On Tuesday, Nov 11, 2003, at 04:08 US/Pacific, yomna el-tawil wrote: [..]
But I've got some problems,
i'd like to say first that i'm using activePerl ,
under windows.

remember everyone started some place.


for O'Reilly, i couldn't subscribe or even have the 14
days trial because i don't have a credit card.. :(

you might want to check out your local book store, as you will ultimately want to purchase a few basic books that will just wind up being around 'for the duration'. Ultimately you will want to get "Programming Perl, 3rd Edition", you would probably do well to get the learning perl for win32, and then on to 'Perl Objects'...

The other trick is to use the available 'online' information
that should be accessible through 'perldoc' on your machine,
or you can read it online at:

<http://www.perl.org/>

which of course will recommend <http://learn.perl.org> and
more links... Since you are working with 5.6 you might want
to browse your way through

<http://www.perldoc.com/perl5.6/>

where you can read the 'POD' { Plain Old Documentation }....

I have a question, because really i couldn't help myself...

don't feel bad, Perl is it's own 12-step programme, and we all keep planning on gettin cured any day now. Trust us, we can all give up coding any time we want....

I don't know where to write the Perl code...

Well there are three core rules to always keep in mind


/Project/<name_of_project>/[files for project]

/src/tarBalls/[tarballs of projects worth keeping about]
/src/<language>/Examples/[ short files with illustrations of useful bits ]


/MuckingAbout/[files we were just mucking about with, not a project yet]

Remember you are the person who will have to find them when you
have that moment about

"oh FreeMonge, I did that trick once...."

So if you keep your Projects seperate from your src code tree,
and those separated from your directory for just mucking about,
then you should be able to keep them nice and tidy.
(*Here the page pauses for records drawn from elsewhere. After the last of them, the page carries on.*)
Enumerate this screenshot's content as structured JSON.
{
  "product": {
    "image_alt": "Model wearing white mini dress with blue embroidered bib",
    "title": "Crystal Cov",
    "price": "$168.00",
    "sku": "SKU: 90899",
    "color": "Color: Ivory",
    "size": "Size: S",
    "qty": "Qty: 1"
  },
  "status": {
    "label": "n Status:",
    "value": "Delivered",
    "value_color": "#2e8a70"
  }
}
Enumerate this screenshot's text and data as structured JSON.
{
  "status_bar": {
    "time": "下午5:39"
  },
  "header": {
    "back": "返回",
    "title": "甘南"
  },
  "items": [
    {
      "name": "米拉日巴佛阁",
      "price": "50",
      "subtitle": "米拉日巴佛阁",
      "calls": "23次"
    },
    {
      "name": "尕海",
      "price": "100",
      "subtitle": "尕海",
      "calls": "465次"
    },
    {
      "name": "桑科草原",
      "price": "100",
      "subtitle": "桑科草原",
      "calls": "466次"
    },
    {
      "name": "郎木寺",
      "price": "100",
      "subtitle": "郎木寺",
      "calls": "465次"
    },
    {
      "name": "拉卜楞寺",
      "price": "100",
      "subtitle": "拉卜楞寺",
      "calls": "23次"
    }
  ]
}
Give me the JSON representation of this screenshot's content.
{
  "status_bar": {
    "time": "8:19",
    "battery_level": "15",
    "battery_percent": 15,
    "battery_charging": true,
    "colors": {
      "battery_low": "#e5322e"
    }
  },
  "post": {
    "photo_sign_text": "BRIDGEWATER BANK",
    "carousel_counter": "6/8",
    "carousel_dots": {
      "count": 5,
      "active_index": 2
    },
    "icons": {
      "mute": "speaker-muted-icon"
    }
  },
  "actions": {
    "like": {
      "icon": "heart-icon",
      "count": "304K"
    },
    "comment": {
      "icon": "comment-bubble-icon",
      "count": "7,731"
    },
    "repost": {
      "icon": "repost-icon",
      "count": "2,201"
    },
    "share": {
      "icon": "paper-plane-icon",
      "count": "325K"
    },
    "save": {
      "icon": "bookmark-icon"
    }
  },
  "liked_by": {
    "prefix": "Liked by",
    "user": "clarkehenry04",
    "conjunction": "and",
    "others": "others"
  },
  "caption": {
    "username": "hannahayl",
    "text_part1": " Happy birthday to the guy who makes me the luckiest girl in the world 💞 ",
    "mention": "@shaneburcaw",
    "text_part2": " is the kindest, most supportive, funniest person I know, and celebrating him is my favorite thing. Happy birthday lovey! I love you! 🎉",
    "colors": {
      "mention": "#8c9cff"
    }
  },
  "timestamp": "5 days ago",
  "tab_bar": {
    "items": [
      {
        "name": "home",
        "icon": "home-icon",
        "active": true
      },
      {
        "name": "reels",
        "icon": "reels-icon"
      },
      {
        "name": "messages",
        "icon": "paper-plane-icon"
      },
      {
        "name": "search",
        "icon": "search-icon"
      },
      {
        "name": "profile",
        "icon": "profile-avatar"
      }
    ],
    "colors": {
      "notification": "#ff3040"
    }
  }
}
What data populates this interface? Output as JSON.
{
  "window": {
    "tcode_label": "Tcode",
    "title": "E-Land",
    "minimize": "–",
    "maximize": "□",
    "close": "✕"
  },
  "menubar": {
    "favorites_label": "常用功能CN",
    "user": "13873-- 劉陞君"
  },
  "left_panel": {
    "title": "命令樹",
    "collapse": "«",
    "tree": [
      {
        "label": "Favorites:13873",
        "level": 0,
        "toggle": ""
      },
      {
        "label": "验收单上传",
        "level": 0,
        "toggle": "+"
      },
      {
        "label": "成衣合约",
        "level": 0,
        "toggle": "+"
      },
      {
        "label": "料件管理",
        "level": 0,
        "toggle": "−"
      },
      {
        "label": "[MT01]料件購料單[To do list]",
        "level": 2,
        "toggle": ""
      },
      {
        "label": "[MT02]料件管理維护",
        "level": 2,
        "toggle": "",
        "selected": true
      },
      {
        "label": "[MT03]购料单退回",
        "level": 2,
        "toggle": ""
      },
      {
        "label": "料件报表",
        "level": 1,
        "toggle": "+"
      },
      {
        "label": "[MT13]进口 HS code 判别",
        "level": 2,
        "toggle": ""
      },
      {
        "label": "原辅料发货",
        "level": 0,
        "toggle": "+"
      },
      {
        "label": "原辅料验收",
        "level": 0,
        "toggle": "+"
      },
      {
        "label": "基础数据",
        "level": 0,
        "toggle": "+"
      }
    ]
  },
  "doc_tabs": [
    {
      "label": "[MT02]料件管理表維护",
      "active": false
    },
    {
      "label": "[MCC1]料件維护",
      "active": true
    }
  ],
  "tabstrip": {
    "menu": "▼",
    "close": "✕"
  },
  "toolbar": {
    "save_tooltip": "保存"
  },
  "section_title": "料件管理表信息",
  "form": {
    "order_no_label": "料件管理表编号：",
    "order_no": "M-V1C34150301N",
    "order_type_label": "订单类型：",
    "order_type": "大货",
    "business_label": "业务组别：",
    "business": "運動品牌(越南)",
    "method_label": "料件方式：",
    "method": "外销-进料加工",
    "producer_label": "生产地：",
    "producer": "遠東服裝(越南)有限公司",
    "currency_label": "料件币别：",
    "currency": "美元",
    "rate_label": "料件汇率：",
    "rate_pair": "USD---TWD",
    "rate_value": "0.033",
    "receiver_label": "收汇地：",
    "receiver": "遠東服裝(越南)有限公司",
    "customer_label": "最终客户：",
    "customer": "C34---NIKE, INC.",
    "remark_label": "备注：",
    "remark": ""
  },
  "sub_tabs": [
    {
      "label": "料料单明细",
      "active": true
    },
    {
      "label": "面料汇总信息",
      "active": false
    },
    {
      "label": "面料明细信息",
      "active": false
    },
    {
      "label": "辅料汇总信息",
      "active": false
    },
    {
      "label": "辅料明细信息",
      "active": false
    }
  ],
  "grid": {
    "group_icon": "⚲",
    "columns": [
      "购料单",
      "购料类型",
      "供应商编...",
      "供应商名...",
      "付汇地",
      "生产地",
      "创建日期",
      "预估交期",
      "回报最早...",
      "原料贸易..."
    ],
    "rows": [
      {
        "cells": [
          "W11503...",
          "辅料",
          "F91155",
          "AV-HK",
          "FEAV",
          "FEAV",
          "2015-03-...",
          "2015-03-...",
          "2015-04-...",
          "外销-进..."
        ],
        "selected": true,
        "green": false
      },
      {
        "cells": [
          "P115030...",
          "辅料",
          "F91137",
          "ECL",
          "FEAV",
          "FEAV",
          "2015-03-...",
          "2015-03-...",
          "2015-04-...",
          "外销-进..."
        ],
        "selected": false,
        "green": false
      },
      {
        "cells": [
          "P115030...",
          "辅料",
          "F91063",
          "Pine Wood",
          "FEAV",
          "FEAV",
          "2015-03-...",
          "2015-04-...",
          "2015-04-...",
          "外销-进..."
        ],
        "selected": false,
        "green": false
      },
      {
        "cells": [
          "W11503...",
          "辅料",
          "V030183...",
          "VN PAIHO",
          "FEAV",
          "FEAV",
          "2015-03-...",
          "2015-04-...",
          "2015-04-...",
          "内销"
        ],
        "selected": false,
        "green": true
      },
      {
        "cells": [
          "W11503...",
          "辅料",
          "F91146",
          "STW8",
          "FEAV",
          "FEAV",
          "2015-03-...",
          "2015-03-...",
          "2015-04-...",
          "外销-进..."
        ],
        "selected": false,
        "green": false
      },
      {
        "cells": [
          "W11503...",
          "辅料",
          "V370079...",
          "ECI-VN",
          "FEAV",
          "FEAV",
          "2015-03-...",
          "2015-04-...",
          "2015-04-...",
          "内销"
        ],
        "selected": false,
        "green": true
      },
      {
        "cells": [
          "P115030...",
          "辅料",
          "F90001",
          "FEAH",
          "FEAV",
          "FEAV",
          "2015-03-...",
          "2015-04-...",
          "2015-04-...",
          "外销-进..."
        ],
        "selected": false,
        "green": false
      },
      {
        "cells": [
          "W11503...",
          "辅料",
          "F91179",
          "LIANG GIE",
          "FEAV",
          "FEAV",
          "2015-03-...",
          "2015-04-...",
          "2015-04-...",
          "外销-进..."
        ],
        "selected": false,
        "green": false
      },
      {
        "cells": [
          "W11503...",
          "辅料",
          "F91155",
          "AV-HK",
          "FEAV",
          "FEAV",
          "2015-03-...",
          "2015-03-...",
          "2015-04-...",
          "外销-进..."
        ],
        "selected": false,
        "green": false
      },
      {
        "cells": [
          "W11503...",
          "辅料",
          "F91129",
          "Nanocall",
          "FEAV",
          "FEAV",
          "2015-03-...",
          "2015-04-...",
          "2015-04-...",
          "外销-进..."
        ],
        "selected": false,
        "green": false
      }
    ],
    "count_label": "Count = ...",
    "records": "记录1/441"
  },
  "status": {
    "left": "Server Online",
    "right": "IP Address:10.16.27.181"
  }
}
Granted, more of us are hanging out the 'useful bits' as web
pages so we can use web-search technology on our own site to
get us clues which bits were useful...

it may sound weird, but it's true..
I've got something called : "Perl Package manager", in
activestate activeperl 5.6
I don't know what to say but i need someone to tell me
from where to start...
[..]

In the Beginning Coding was harder,
        Now we have Perl, and it's just sillier and sillier.